Kent State University just received a $300,000 grant from the National Endowment for the Humanities for its May 4 Visitors Center.
The May 4 Visitors Center will be a permanent, museum-style exhibit at the center of Kent State. On May 4, 1970, members of the Ohio National Guard fired at demonstrators, wounding 13 Kent State students, killing four. According to the university, many consider May 4 as one turning point in the course of the Vietnam War and the Nixon presidency.

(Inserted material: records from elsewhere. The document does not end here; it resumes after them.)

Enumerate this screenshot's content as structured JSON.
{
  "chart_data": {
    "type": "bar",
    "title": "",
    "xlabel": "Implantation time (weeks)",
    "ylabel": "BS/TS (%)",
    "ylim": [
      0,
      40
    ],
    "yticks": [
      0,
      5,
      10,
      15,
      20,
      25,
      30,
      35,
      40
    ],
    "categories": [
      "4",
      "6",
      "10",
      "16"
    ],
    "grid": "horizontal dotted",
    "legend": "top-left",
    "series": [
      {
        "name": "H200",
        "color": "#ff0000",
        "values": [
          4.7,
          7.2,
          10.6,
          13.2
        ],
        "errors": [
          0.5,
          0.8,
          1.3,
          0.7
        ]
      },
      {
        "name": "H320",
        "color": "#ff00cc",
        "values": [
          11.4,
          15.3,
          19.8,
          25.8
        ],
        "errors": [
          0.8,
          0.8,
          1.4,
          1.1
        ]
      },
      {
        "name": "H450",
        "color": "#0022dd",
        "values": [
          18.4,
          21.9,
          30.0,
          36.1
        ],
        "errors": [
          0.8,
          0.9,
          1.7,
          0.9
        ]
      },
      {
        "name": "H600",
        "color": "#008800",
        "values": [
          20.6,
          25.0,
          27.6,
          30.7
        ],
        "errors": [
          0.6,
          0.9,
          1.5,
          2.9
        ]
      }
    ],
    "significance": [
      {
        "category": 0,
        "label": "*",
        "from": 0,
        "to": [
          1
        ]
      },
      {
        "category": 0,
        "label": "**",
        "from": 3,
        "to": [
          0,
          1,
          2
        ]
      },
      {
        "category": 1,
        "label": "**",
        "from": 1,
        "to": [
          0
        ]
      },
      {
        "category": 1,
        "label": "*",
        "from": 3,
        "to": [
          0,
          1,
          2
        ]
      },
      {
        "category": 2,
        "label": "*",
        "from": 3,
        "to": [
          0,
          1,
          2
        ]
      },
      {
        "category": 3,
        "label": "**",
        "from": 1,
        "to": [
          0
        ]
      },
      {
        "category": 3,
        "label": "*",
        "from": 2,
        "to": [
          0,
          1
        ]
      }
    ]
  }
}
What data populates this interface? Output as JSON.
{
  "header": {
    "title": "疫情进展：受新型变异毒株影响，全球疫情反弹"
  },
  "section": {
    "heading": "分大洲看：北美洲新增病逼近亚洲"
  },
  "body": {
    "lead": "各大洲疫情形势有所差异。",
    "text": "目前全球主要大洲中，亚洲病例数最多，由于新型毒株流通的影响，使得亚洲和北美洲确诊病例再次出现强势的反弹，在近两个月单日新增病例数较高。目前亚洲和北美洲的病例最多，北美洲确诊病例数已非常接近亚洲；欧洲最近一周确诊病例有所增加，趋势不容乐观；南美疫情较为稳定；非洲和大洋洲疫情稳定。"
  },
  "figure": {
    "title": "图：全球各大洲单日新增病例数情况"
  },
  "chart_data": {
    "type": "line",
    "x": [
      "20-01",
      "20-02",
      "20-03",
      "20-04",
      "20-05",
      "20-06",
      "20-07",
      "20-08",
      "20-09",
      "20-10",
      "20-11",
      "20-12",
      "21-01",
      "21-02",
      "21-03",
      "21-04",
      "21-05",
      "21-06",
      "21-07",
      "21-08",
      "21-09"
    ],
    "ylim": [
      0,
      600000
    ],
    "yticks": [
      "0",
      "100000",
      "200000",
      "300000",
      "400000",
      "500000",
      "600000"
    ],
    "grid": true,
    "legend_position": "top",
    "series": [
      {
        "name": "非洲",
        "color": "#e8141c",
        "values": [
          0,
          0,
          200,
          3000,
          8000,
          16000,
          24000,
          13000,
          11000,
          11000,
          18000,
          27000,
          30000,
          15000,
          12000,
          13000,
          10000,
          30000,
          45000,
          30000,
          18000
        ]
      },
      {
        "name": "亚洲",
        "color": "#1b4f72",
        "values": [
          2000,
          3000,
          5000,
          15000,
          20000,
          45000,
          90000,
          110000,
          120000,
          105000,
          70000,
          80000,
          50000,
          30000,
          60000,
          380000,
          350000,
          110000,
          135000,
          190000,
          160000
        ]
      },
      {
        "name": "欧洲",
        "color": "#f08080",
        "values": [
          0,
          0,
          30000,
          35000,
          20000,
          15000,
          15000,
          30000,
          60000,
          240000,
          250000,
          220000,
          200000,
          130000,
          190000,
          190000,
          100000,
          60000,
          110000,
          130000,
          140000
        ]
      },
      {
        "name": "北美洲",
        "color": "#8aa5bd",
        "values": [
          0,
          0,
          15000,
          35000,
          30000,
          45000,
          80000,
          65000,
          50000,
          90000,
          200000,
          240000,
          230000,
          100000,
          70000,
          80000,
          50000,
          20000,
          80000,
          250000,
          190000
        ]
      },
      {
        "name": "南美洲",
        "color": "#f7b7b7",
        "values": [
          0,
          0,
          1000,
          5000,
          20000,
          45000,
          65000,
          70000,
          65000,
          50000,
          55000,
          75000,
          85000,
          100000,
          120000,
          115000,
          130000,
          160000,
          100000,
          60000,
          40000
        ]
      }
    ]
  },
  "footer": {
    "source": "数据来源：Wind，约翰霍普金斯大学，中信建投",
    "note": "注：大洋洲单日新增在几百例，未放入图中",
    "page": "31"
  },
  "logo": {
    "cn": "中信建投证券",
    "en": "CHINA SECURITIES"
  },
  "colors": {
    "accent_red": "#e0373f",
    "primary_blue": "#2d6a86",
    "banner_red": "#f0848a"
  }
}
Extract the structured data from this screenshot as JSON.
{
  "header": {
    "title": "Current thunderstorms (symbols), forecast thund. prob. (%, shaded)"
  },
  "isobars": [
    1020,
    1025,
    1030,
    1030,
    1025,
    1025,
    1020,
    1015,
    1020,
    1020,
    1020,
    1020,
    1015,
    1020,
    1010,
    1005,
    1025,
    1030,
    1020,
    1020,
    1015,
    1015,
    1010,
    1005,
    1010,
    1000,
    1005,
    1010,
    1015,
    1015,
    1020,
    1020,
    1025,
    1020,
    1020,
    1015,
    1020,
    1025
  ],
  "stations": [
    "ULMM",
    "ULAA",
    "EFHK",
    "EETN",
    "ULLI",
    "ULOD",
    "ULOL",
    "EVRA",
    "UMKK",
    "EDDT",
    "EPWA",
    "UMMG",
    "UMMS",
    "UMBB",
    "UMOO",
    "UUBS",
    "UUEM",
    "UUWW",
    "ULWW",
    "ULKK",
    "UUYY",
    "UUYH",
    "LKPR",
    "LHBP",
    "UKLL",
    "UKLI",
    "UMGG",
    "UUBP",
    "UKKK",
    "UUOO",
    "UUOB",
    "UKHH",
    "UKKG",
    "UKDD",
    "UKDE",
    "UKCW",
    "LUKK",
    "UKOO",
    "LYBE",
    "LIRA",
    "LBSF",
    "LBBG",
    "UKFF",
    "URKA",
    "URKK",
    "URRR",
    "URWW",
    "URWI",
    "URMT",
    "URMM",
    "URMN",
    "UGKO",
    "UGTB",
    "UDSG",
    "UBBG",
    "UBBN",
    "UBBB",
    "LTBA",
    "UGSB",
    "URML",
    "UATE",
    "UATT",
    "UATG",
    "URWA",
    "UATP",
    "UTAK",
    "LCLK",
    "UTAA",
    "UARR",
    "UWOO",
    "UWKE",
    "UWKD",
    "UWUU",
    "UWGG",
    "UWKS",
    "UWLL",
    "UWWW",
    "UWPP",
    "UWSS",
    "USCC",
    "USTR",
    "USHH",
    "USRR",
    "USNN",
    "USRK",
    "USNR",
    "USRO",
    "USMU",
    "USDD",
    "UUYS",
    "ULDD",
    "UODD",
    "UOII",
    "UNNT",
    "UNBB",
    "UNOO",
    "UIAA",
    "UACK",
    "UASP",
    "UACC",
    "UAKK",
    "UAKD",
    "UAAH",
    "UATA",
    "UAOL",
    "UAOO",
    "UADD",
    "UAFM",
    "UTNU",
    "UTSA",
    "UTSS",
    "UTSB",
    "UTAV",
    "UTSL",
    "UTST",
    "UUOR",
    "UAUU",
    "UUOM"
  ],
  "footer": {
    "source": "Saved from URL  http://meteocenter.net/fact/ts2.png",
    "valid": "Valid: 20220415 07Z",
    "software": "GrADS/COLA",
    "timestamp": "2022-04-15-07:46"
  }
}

"Receiving news of a $300,000 award from the National Endowment for the Humanities was stunning —and better than winning the lottery," said Laura Davis, who was a freshman at Kent State when the May 4 events occurred and today serves as an English professor and the university's faculty coordinator for May 4 initiatives. Davis co-authored Kent State's proposal to the NEH with Carole Barbato, both serving as co-principal investigators.
Visitors to the new center will explore the exhibit to better understand the events of that day in history, the times in which they took place and their meaning for citizens today, including the difference that can be made by young people.
The May 4 Visitors Center will be located in Taylor Hall, adjacent to the May 4 Memorial on the Kent Campus. The university is working with museum design firm Gallagher & Associates of Silver Springs, Md., to complete content development and design for the permanent exhibit in the May 4 Visitors Center.